This is a tool that uses Gemini AI to transcribe audio and video into SRT subtitles.
Pre-packaged Version Download
The pre-packaged version is only available for Win10/11, MacOS and Linux systems. Please use source code deployment.
Baidu Netdisk: https://pan.baidu.com/s/10gJVMa5L3wnzlf1tFd9euw?pwd=dtpt
Audio and video content has become an important medium for us to acquire knowledge and share opinions. Efficiently converting audio and video content into text, especially into subtitles with precise timelines, is usually done using OpenAI's open-source Whisper.
The emergence of Gemini AI brings us a new solution. With its powerful natural language processing capabilities, it can quickly and accurately transcribe audio and video content into text.

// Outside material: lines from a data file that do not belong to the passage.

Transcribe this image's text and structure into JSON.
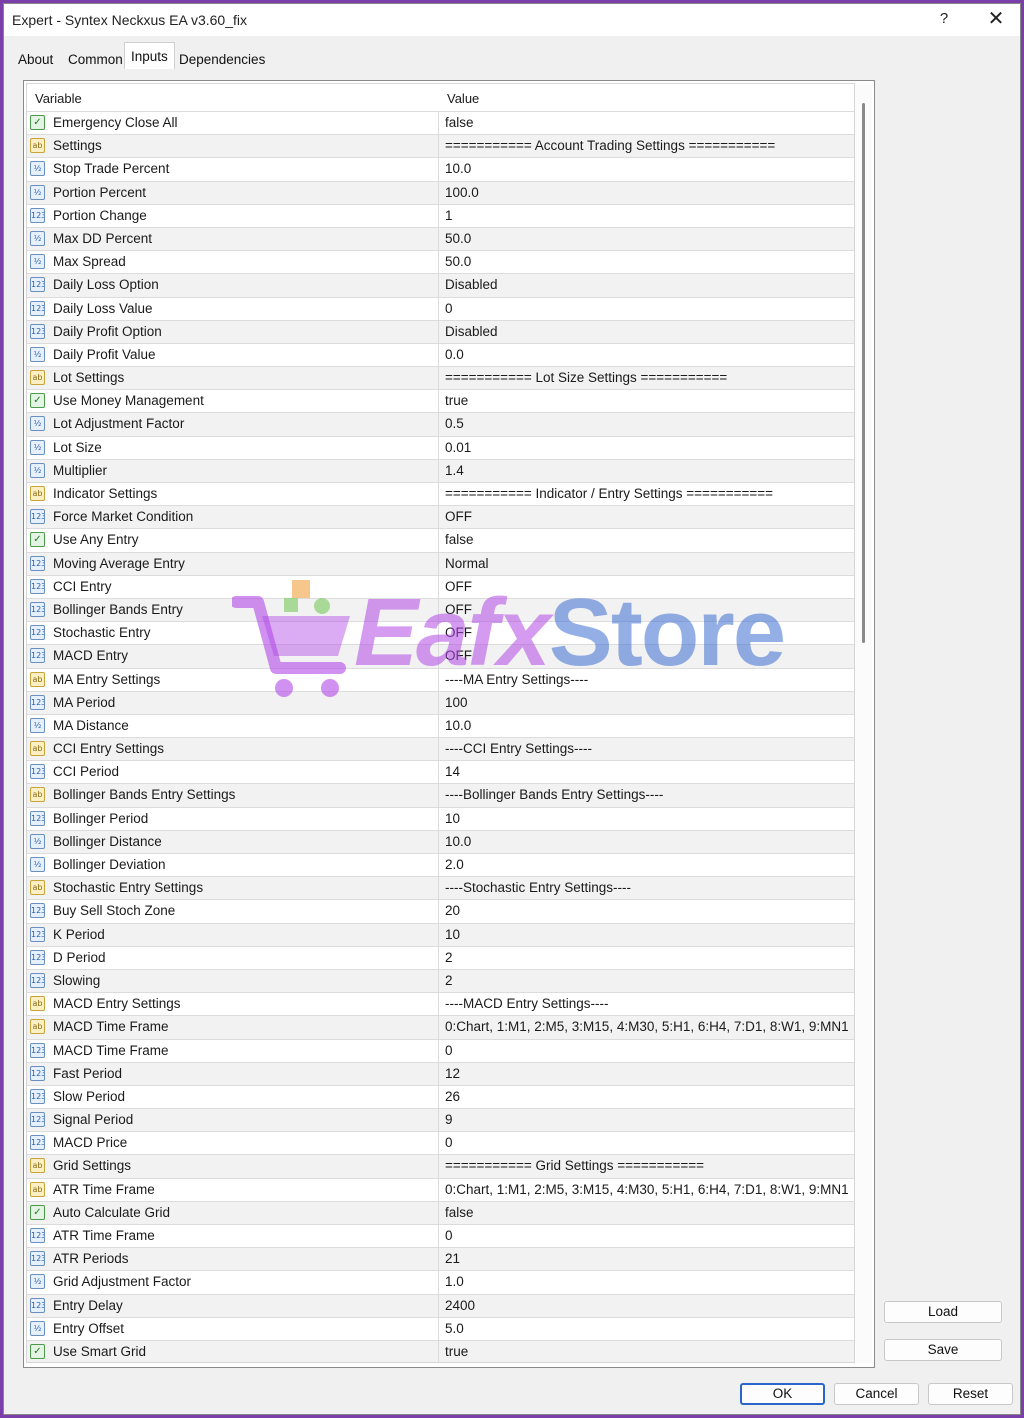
{
  "window": {
    "title": "Expert - Syntex Neckxus EA v3.60_fix",
    "help_label": "?",
    "close_label": "✕"
  },
  "tabs": [
    {
      "label": "About",
      "active": false
    },
    {
      "label": "Common",
      "active": false
    },
    {
      "label": "Inputs",
      "active": true
    },
    {
      "label": "Dependencies",
      "active": false
    }
  ],
  "grid": {
    "headers": {
      "variable": "Variable",
      "value": "Value"
    },
    "rows": [
      {
        "type": "bool",
        "variable": "Emergency Close All",
        "value": "false"
      },
      {
        "type": "ab",
        "variable": "Settings",
        "value": "=========== Account Trading Settings ==========="
      },
      {
        "type": "num",
        "variable": "Stop Trade Percent",
        "value": "10.0"
      },
      {
        "type": "num",
        "variable": "Portion Percent",
        "value": "100.0"
      },
      {
        "type": "int",
        "variable": "Portion Change",
        "value": "1"
      },
      {
        "type": "num",
        "variable": "Max DD Percent",
        "value": "50.0"
      },
      {
        "type": "num",
        "variable": "Max Spread",
        "value": "50.0"
      },
      {
        "type": "int",
        "variable": "Daily Loss Option",
        "value": "Disabled"
      },
      {
        "type": "int",
        "variable": "Daily Loss Value",
        "value": "0"
      },
      {
        "type": "int",
        "variable": "Daily Profit Option",
        "value": "Disabled"
      },
      {
        "type": "num",
        "variable": "Daily Profit Value",
        "value": "0.0"
      },
      {
        "type": "ab",
        "variable": "Lot Settings",
        "value": "=========== Lot Size Settings ==========="
      },
      {
        "type": "bool",
        "variable": "Use Money Management",
        "value": "true"
      },
      {
        "type": "num",
        "variable": "Lot Adjustment Factor",
        "value": "0.5"
      },
      {
        "type": "num",
        "variable": "Lot Size",
        "value": "0.01"
      },
      {
        "type": "num",
        "variable": "Multiplier",
        "value": "1.4"
      },
      {
        "type": "ab",
        "variable": "Indicator Settings",
        "value": "=========== Indicator / Entry Settings ==========="
      },
      {
        "type": "int",
        "variable": "Force Market Condition",
        "value": "OFF"
      },
      {
        "type": "bool",
        "variable": "Use Any Entry",
        "value": "false"
      },
      {
        "type": "int",
        "variable": "Moving Average Entry",
        "value": "Normal"
      },
      {
        "type": "int",
        "variable": "CCI Entry",
        "value": "OFF"
      },
      {
        "type": "int",
        "variable": "Bollinger Bands Entry",
        "value": "OFF"
      },
      {
        "type": "int",
        "variable": "Stochastic Entry",
        "value": "OFF"
      },
      {
        "type": "int",
        "variable": "MACD Entry",
        "value": "OFF"
      },
      {
        "type": "ab",
        "variable": "MA Entry Settings",
        "value": "----MA Entry Settings----"
      },
      {
        "type": "int",
        "variable": "MA Period",
        "value": "100"
      },
      {
        "type": "num",
        "variable": "MA Distance",
        "value": "10.0"
      },
      {
        "type": "ab",
        "variable": "CCI Entry Settings",
        "value": "----CCI Entry Settings----"
      },
      {
        "type": "int",
        "variable": "CCI Period",
        "value": "14"
      },
      {
        "type": "ab",
        "variable": "Bollinger Bands Entry Settings",
        "value": "----Bollinger Bands Entry Settings----"
      },
      {
        "type": "int",
        "variable": "Bollinger Period",
        "value": "10"
      },
      {
        "type": "num",
        "variable": "Bollinger Distance",
        "value": "10.0"
      },
      {
        "type": "num",
        "variable": "Bollinger Deviation",
        "value": "2.0"
      },
      {
        "type": "ab",
        "variable": "Stochastic Entry Settings",
        "value": "----Stochastic Entry Settings----"
      },
      {
        "type": "int",
        "variable": "Buy Sell Stoch Zone",
        "value": "20"
      },
      {
        "type": "int",
        "variable": "K Period",
        "value": "10"
      },
      {
        "type": "int",
        "variable": "D Period",
        "value": "2"
      },
      {
        "type": "int",
        "variable": "Slowing",
        "value": "2"
      },
      {
        "type": "ab",
        "variable": "MACD Entry Settings",
        "value": "----MACD Entry Settings----"
      },
      {
        "type": "ab",
        "variable": "MACD Time Frame",
        "value": "0:Chart, 1:M1, 2:M5, 3:M15, 4:M30, 5:H1, 6:H4, 7:D1, 8:W1, 9:MN1"
      },
      {
        "type": "int",
        "variable": "MACD Time Frame",
        "value": "0"
      },
      {
        "type": "int",
        "variable": "Fast Period",
        "value": "12"
      },
      {
        "type": "int",
        "variable": "Slow Period",
        "value": "26"
      },
      {
        "type": "int",
        "variable": "Signal Period",
        "value": "9"
      },
      {
        "type": "int",
        "variable": "MACD Price",
        "value": "0"
      },
      {
        "type": "ab",
        "variable": "Grid Settings",
        "value": "=========== Grid Settings ==========="
      },
      {
        "type": "ab",
        "variable": "ATR Time Frame",
        "value": "0:Chart, 1:M1, 2:M5, 3:M15, 4:M30, 5:H1, 6:H4, 7:D1, 8:W1, 9:MN1"
      },
      {
        "type": "bool",
        "variable": "Auto Calculate Grid",
        "value": "false"
      },
      {
        "type": "int",
        "variable": "ATR Time Frame",
        "value": "0"
      },
      {
        "type": "int",
        "variable": "ATR Periods",
        "value": "21"
      },
      {
        "type": "num",
        "variable": "Grid Adjustment Factor",
        "value": "1.0"
      },
      {
        "type": "int",
        "variable": "Entry Delay",
        "value": "2400"
      },
      {
        "type": "num",
        "variable": "Entry Offset",
        "value": "5.0"
      },
      {
        "type": "bool",
        "variable": "Use Smart Grid",
        "value": "true"
      }
    ]
  },
  "icons": {
    "ab": "ab",
    "num": "½",
    "int": "123",
    "bool": "✓"
  },
  "buttons": {
    "load": "Load",
    "save": "Save",
    "ok": "OK",
    "cancel": "Cancel",
    "reset": "Reset"
  },
  "watermark": {
    "part1": "Eafx",
    "part2": "Store"
  }
}
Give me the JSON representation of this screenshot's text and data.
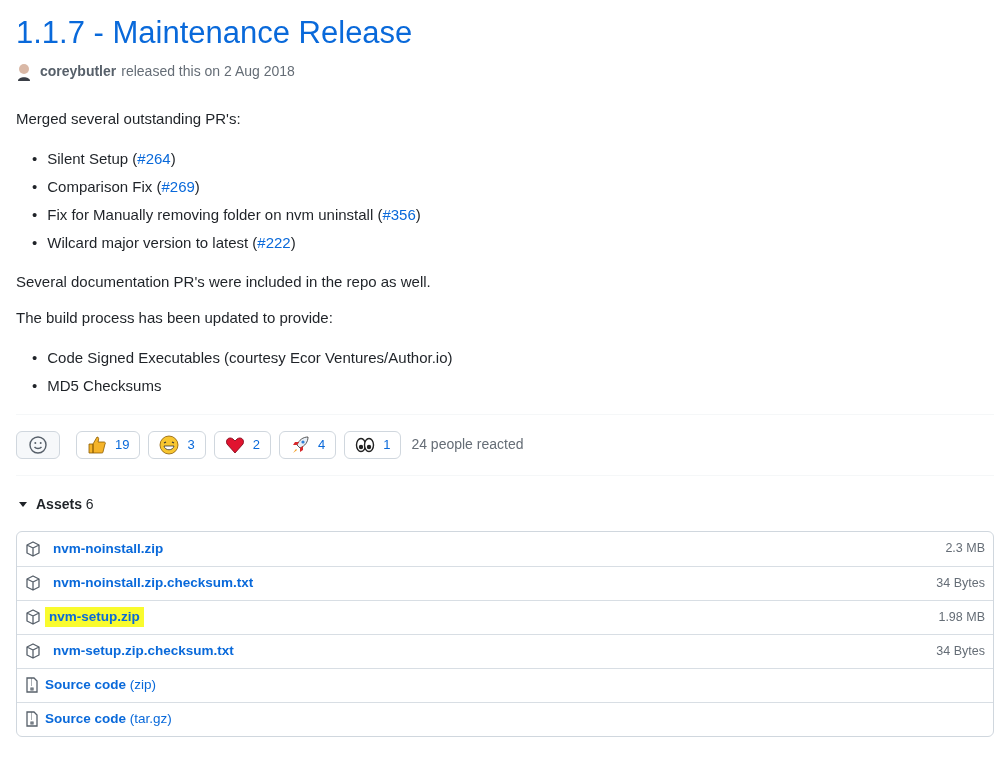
{
  "release": {
    "title": "1.1.7 - Maintenance Release",
    "author": "coreybutler",
    "meta": "released this on 2 Aug 2018"
  },
  "body": [
    {
      "kind": "paragraph",
      "text": "Merged several outstanding PR's:"
    },
    {
      "kind": "list",
      "items": [
        {
          "marker": "•",
          "text": "Silent Setup (",
          "link": "#264",
          "after": ")"
        },
        {
          "marker": "•",
          "text": "Comparison Fix (",
          "link": "#269",
          "after": ")"
        },
        {
          "marker": "•",
          "text": "Fix for Manually removing folder on nvm uninstall (",
          "link": "#356",
          "after": ")"
        },
        {
          "marker": "•",
          "text": "Wilcard major version to latest (",
          "link": "#222",
          "after": ")"
        }
      ]
    },
    {
      "kind": "paragraph",
      "text": "Several documentation PR's were included in the repo as well."
    },
    {
      "kind": "paragraph",
      "text": "The build process has been updated to provide:"
    },
    {
      "kind": "list",
      "items": [
        {
          "marker": "•",
          "text": "Code Signed Executables (courtesy Ecor Ventures/Author.io)"
        },
        {
          "marker": "•",
          "text": "MD5 Checksums"
        }
      ]
    }
  ],
  "reactions": [
    {
      "kind": "thumbs-up",
      "count": "19"
    },
    {
      "kind": "laugh",
      "count": "3"
    },
    {
      "kind": "heart",
      "count": "2"
    },
    {
      "kind": "rocket",
      "count": "4"
    },
    {
      "kind": "eyes",
      "count": "1"
    }
  ],
  "reactions_summary": "24 people reacted",
  "assets": {
    "label": "Assets",
    "count": "6",
    "expanded": true,
    "items": [
      {
        "kind": "package",
        "name": "nvm-noinstall.zip",
        "size": "2.3 MB",
        "highlighted": false
      },
      {
        "kind": "package",
        "name": "nvm-noinstall.zip.checksum.txt",
        "size": "34 Bytes",
        "highlighted": false
      },
      {
        "kind": "package",
        "name": "nvm-setup.zip",
        "size": "1.98 MB",
        "highlighted": true
      },
      {
        "kind": "package",
        "name": "nvm-setup.zip.checksum.txt",
        "size": "34 Bytes",
        "highlighted": false
      },
      {
        "kind": "source",
        "name": "Source code",
        "suffix": "(zip)"
      },
      {
        "kind": "source",
        "name": "Source code",
        "suffix": "(tar.gz)"
      }
    ]
  }
}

Moreover, Gemini AI provides a considerable daily free quota, which is sufficient to meet daily audio and video transcription needs.
However, directly sending complete audio and video files to Gemini AI, although it can quickly obtain SRT format subtitles, the timeline is often not accurate enough. This is mainly because Gemini AI may experience timeline drift when processing long audio.
To solve this problem, a simple and easy-to-use tool has been developed that automatically completes the following steps:
- Intelligent Segmentation: Using the VAD (Voice Activity Detection) model, the audio and video file is intelligently segmented into small clips.
- Piece-by-piece Transcription: Each clip is sent to Gemini AI separately for transcription.
- Precise Assembly: The transcription results are reassembled into a complete SRT subtitle file in chronological order, ensuring the accuracy of the timeline.
No complex settings are required, just simple operations to get SRT subtitles with accurate timelines!
Advantages of Gemini AI:
- High Accuracy: Based on a powerful AI model, Gemini AI has extremely high speech recognition accuracy, accurately capturing the content in audio and video.
- Fast Speed: Thanks to Gemini AI's powerful computing capabilities, the transcription speed is very fast, saving you a lot of time.
- Free Quota: Gemini AI provides a sufficient daily free quota, which is sufficient to meet daily audio and video transcription needs, reducing usage costs.
- Supports Multiple Formats: This tool supports common audio and video formats, eliminating the need for additional format conversions.
- Precise Timeline: Through intelligent segmentation and piece-by-piece transcription, the generated SRT subtitle timeline is accurate and error-free.
How to use:
- Get a Gemini API Key: First, you need to have a Gemini API Key. If you don't have one yet, please follow the instructions at the end of the article to get it.
- Fill in the API Key: Paste your Gemini API Key into the
GeminiAI Key
input box of the tool. - Select a Model: It is recommended to select the
gemini-2.0-flash-exp
model, which has better results and a sufficient daily free quota. - Set up a Proxy (Optional): If you are using it in an environment without a VPN, please fill in the HTTP proxy address and port.
- Select a File: Click on the large area above to select the audio or video file you want to transcribe.
- Start Transcribing: Click the "Start" button, and the tool will automatically complete the process of slicing, transcribing, and assembling subtitles.
- View Results: After the transcription is complete, click "Open Result Folder" to find the generated SRT subtitle file.
How to get a Gemini API Key
- Preparation: Make sure you have a VPN.
- Visit Google AI Studio: Open the website https://aistudio.google.com/apikey.
- Register/Login: If you don't have a Google account, please register first.
- Create an API Key: Click the "Create Key" button.
- Copy the API Key: Copy the automatically generated API Key.